The cease fire was broken. It was back to business as usual.
But it didn't end there. Kev had also discovered that PIRA had been trying to blackmail certain Gibraltarian officials, with some success. It seemed Gibraltar was still the key to Europe. Spain was far too much of a risk. They had also targeted some important personalities in the US so they could continue to operate their drug business with impunity. One of the victims was high up in the DEA. Kev's problem was, he didn't know who.
I did; I had the photograph of his boss.
And now I knew why McGear, Fernahan, and Macauley had been in Gibraltar. Whoever the official was, they'd been there to give him a final warning and to try to blackmail him with the shipment documents and photographs to get the routes open again.
I had to get back to the UK. I had to see Simmonds.
At ten o'clock we went back down the escalator to international arrivals. I needed passports--British or American, I didn't care. I scanned the international flights on the monitor.

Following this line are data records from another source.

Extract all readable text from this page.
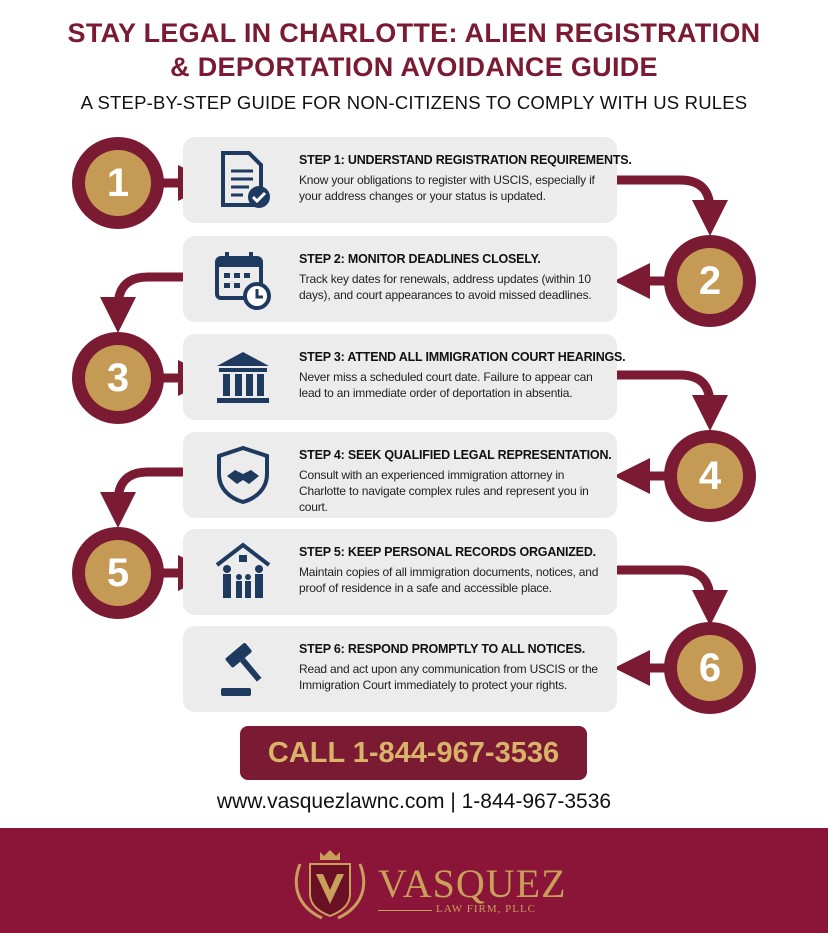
STAY LEGAL IN CHARLOTTE: ALIEN REGISTRATION
& DEPORTATION AVOIDANCE GUIDE
A STEP-BY-STEP GUIDE FOR NON-CITIZENS TO COMPLY WITH US RULES
STEP 1: UNDERSTAND REGISTRATION REQUIREMENTS.

Know your obligations to register with USCIS, especially if your address changes or your status is updated.

1
STEP 2: MONITOR DEADLINES CLOSELY.

Track key dates for renewals, address updates (within 10 days), and court appearances to avoid missed deadlines.	2
STEP 3: ATTEND ALL IMMIGRATION COURT HEARINGS.

Never miss a scheduled court date. Failure to appear can lead to an immediate order of deportation in absentia.

3
STEP 4: SEEK QUALIFIED LEGAL REPRESENTATION.

Consult with an experienced immigration attorney in Charlotte to navigate complex rules and represent you in court.

4
STEP 5: KEEP PERSONAL RECORDS ORGANIZED.

Maintain copies of all immigration documents, notices, and proof of residence in a safe and accessible place.

5
STEP 6: RESPOND PROMPTLY TO ALL NOTICES.

Read and act upon any communication from USCIS or the Immigration Court immediately to protect your rights.	6
CALL 1-844-967-3536
www.vasquezlawnc.com | 1-844-967-3536
VASQUEZ
LAW FIRM, PLLC
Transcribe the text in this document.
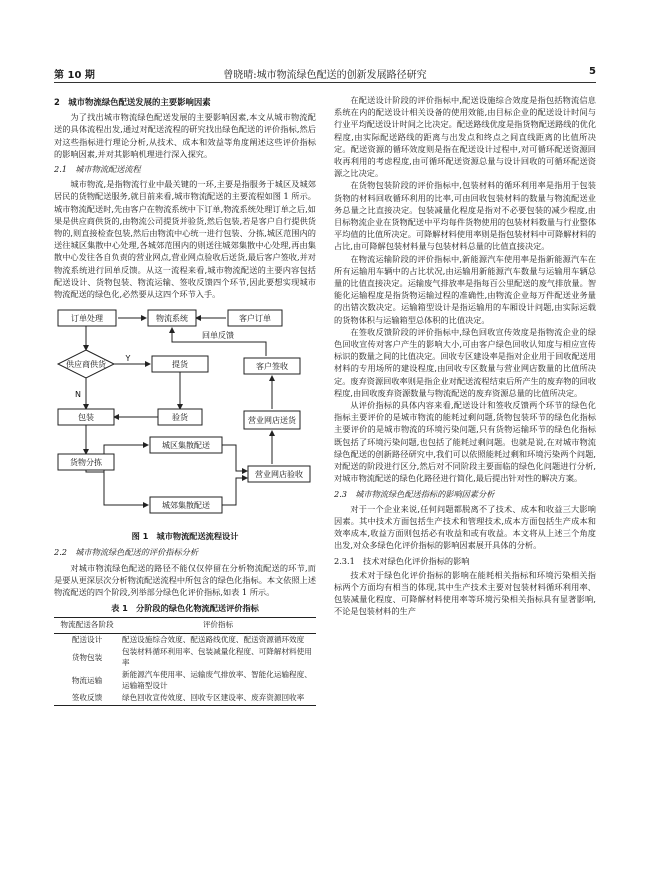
第 10 期	曾晓晴:城市物流绿色配送的创新发展路径研究	5
2　城市物流绿色配送发展的主要影响因素

为了找出城市物流绿色配送发展的主要影响因素,本文从城市物流配送的具体流程出发,通过对配送流程的研究找出绿色配送的评价指标,然后对这些指标进行理论分析,从技术、成本和效益等角度阐述这些评价指标的影响因素,并对其影响机理进行深入探究。

2.1　城市物流配送流程

城市物流,是指物流行业中最关键的一环,主要是指服务于城区及城郊居民的货物配送服务,就目前来看,城市物流配送的主要流程如图 1 所示。城市物流配送时,先由客户在物流系统中下订单,物流系统处理订单之后,如果是供应商供货的,由物流公司提货并验货,然后包装,若是客户自行提供货物的,则直接检查包装,然后由物流中心统一进行包装、分拣,城区范围内的送往城区集散中心处理,各城郊范围内的则送往城郊集散中心处理,再由集散中心发往各自负责的营业网点,营业网点验收后送货,最后客户签收,并对物流系统进行回单反馈。从这一流程来看,城市物流配送的主要内容包括配送设计、货物包装、物流运输、签收反馈四个环节,因此要想实现城市物流配送的绿色化,必然要从这四个环节入手。

订单处理	物流系统	客户订单
供应商供货	提货	客户签收
包装	验货	营业网店送货
货物分拣
城区集散配送
城郊集散配送
营业网店验收
Y
N
回单反馈
图 1　城市物流配送流程设计
2.2　城市物流绿色配送的评价指标分析

对城市物流绿色配送的路径不能仅仅停留在分析物流配送的环节,而是要从更深层次分析物流配送流程中所包含的绿色化指标。本文依照上述物流配送的四个阶段,列举部分绿色化评价指标,如表 1 所示。

表 1　分阶段的绿色化物流配送评价指标
物流配送各阶段	评价指标
配送设计	配送设施综合效度、配送路线优度、配送资源循环效度
货物包装	包装材料循环利用率、包装减量化程度、可降解材料使用率
物流运输	新能源汽车使用率、运输废气排放率、智能化运输程度、运输箱型设计
签收反馈	绿色回收宣传效度、回收专区建设率、废弃资源回收率

在配送设计阶段的评价指标中,配送设施综合效度是指包括物流信息系统在内的配送设计相关设备的使用效能,由目标企业的配送设计时间与行业平均配送设计时间之比决定。配送路线优度是指货物配送路线的优化程度,由实际配送路线的距离与出发点和终点之间直线距离的比值所决定。配送资源的循环效度则是指在配送设计过程中,对可循环配送资源回收再利用的考虑程度,由可循环配送资源总量与设计回收的可循环配送资源之比决定。

在货物包装阶段的评价指标中,包装材料的循环利用率是指用于包装货物的材料回收循环利用的比率,可由回收包装材料的数量与物流配送业务总量之比直接决定。包装减量化程度是指对不必要包装的减少程度,由目标物流企业在货物配送中平均每件货物使用的包装材料数量与行业整体平均值的比值所决定。可降解材料使用率则是指包装材料中可降解材料的占比,由可降解包装材料量与包装材料总量的比值直接决定。

在物流运输阶段的评价指标中,新能源汽车使用率是指新能源汽车在所有运输用车辆中的占比状况,由运输用新能源汽车数量与运输用车辆总量的比值直接决定。运输废气排放率是指每百公里配送的废气排放量。智能化运输程度是指货物运输过程的准确性,由物流企业每万件配送业务量的出错次数决定。运输箱型设计是指运输用的车厢设计问题,由实际运载的货物体积与运输箱型总体积的比值决定。

在签收反馈阶段的评价指标中,绿色回收宣传效度是指物流企业的绿色回收宣传对客户产生的影响大小,可由客户绿色回收认知度与相应宣传标识的数量之间的比值决定。回收专区建设率是指对企业用于回收配送用材料的专用场所的建设程度,由回收专区数量与营业网店数量的比值所决定。废弃资源回收率则是指企业对配送流程结束后所产生的废弃物的回收程度,由回收废弃资源数量与物流配送的废弃资源总量的比值所决定。

从评价指标的具体内容来看,配送设计和签收反馈两个环节的绿色化指标主要评价的是城市物流的能耗过剩问题,货物包装环节的绿色化指标主要评价的是城市物流的环境污染问题,只有货物运输环节的绿色化指标既包括了环境污染问题,也包括了能耗过剩问题。也就是说,在对城市物流绿色配送的创新路径研究中,我们可以依照能耗过剩和环境污染两个问题,对配送的阶段进行区分,然后对不同阶段主要面临的绿色化问题进行分析,对城市物流配送的绿色化路径进行简化,最后提出针对性的解决方案。

2.3　城市物流绿色配送指标的影响因素分析

对于一个企业来说,任何问题都脱离不了技术、成本和收益三大影响因素。其中技术方面包括生产技术和管理技术,成本方面包括生产成本和效率成本,收益方面则包括必有收益和或有收益。本文将从上述三个角度出发,对众多绿色化评价指标的影响因素展开具体的分析。

2.3.1　技术对绿色化评价指标的影响

技术对于绿色化评价指标的影响在能耗相关指标和环境污染相关指标两个方面均有相当的体现,其中生产技术主要对包装材料循环利用率、包装减量化程度、可降解材料使用率等环境污染相关指标具有显著影响,不论是包装材料的生产
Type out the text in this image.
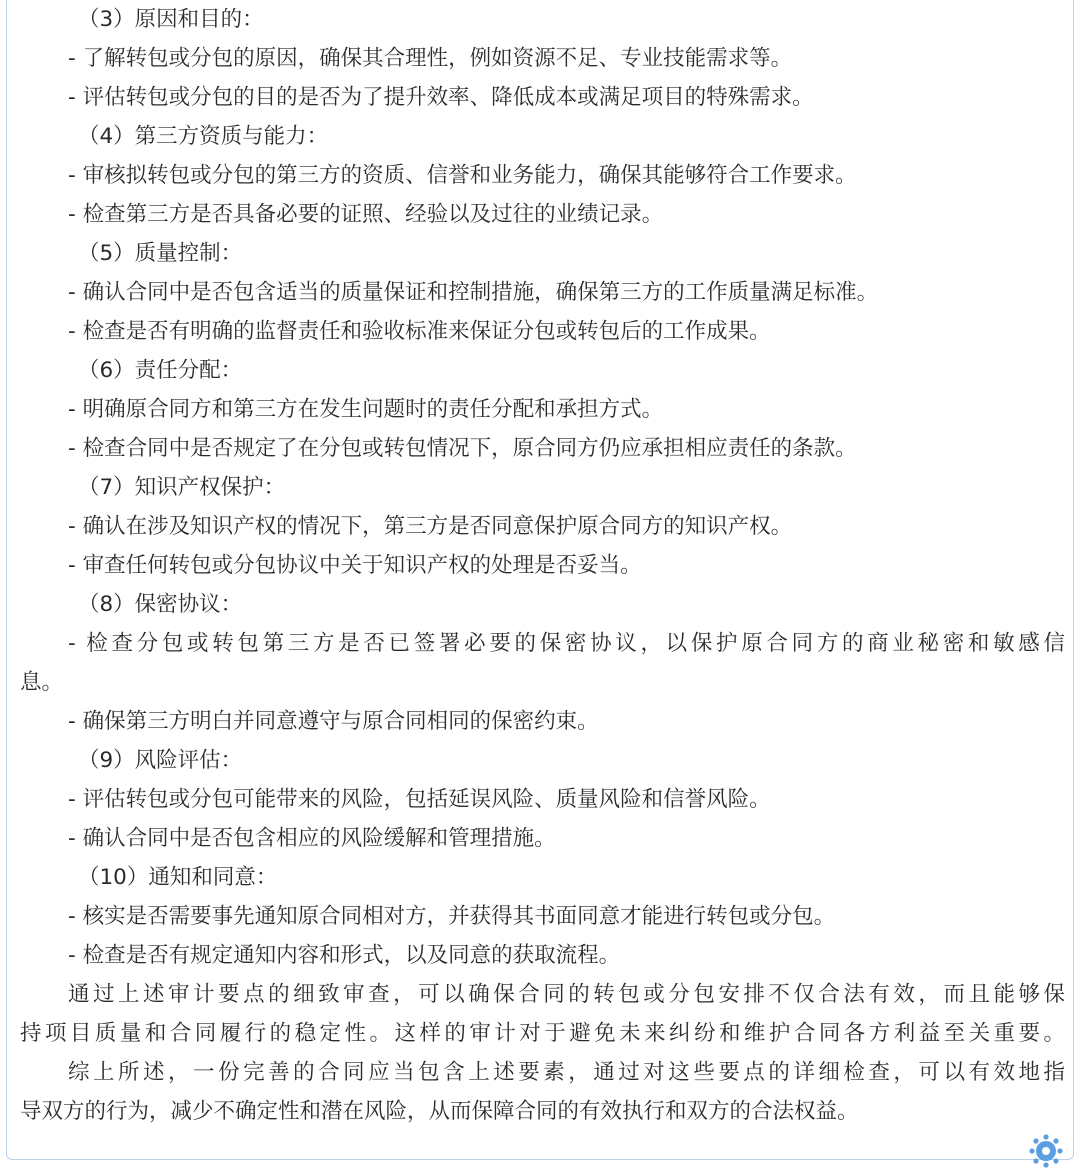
（3）原因和目的：
- 了解转包或分包的原因，确保其合理性，例如资源不足、专业技能需求等。
- 评估转包或分包的目的是否为了提升效率、降低成本或满足项目的特殊需求。
（4）第三方资质与能力：
- 审核拟转包或分包的第三方的资质、信誉和业务能力，确保其能够符合工作要求。
- 检查第三方是否具备必要的证照、经验以及过往的业绩记录。
（5）质量控制：
- 确认合同中是否包含适当的质量保证和控制措施，确保第三方的工作质量满足标准。
- 检查是否有明确的监督责任和验收标准来保证分包或转包后的工作成果。
（6）责任分配：
- 明确原合同方和第三方在发生问题时的责任分配和承担方式。
- 检查合同中是否规定了在分包或转包情况下，原合同方仍应承担相应责任的条款。
（7）知识产权保护：
- 确认在涉及知识产权的情况下，第三方是否同意保护原合同方的知识产权。
- 审查任何转包或分包协议中关于知识产权的处理是否妥当。
（8）保密协议：
- 检查分包或转包第三方是否已签署必要的保密协议，以保护原合同方的商业秘密和敏感信
息。
- 确保第三方明白并同意遵守与原合同相同的保密约束。
（9）风险评估：
- 评估转包或分包可能带来的风险，包括延误风险、质量风险和信誉风险。
- 确认合同中是否包含相应的风险缓解和管理措施。
（10）通知和同意：
- 核实是否需要事先通知原合同相对方，并获得其书面同意才能进行转包或分包。
- 检查是否有规定通知内容和形式，以及同意的获取流程。
通过上述审计要点的细致审查，可以确保合同的转包或分包安排不仅合法有效，而且能够保
持项目质量和合同履行的稳定性。这样的审计对于避免未来纠纷和维护合同各方利益至关重要。
综上所述，一份完善的合同应当包含上述要素，通过对这些要点的详细检查，可以有效地指
导双方的行为，减少不确定性和潜在风险，从而保障合同的有效执行和双方的合法权益。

Chances were we were going to end up with American documents rather than British, purely because of the number of families streaming back from spring vacation.
Just like before, there were people on both sides of the railings, waiting with their cameras and flowers. Kelly and I sat on the PVC seats near the domestic carousels on the other side of the international gates. I had my arm around her as if I were cuddling her and chatting away. In fact, I was talking her through some of the finer points of theft.
'Do you think you can do it?'
We sat and watched the first wave of domestic arrivals come, stand around, then leave when they collected their luggage.
I spotted a potential family.
'That's the sort of thing we're looking for, but they're two boys.' I smiled.